# supabase-seeding

> Database seeding toolkit for Supabase projects. Use when: (1) Creating seed data files, (2) Populating lookup/reference tables, (3) Generating test data, (4) Bulk loading data with COPY, (5) Running seed files against database, (6) Managing large seed files with DVC

- Author: Nutchanon Ninyawee
- Repository: ninyawee/armed-claude
- Version: 20251217151212
- Stars: 0
- Forks: 0
- Last Updated: 2026-02-06
- Source: https://github.com/ninyawee/armed-claude
- Web: https://mule.run/skillshub/@@ninyawee/armed-claude~supabase-seeding:20251217151212

---

---
name: supabase-seeding
description: "Database seeding toolkit for Supabase projects.

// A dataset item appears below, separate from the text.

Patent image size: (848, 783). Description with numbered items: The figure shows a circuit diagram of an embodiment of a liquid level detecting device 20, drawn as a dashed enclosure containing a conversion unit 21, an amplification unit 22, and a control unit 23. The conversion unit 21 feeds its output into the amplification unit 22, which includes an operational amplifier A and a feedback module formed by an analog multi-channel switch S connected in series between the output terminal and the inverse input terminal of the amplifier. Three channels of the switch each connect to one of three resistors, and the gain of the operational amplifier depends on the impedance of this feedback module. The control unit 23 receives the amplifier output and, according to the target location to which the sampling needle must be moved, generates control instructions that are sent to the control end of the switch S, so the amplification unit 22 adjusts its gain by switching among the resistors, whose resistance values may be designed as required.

Use when: (1) Creating seed data files, (2) Populating lookup/reference tables, (3) Generating test data, (4) Bulk loading data with COPY, (5) Running seed files against database, (6) Managing large seed files with DVC"
license: Proprietary. LICENSE.txt has complete terms
---

# Supabase Database Seeding

Toolkit for populating Supabase databases with seed data.

**Helper Scripts Available** (uv scripts - no install needed):
- `scripts/run_seeds.py` - Run seed files with progress monitoring
- `scripts/generate_seed.py` - Generate seed data from schema (uses Faker)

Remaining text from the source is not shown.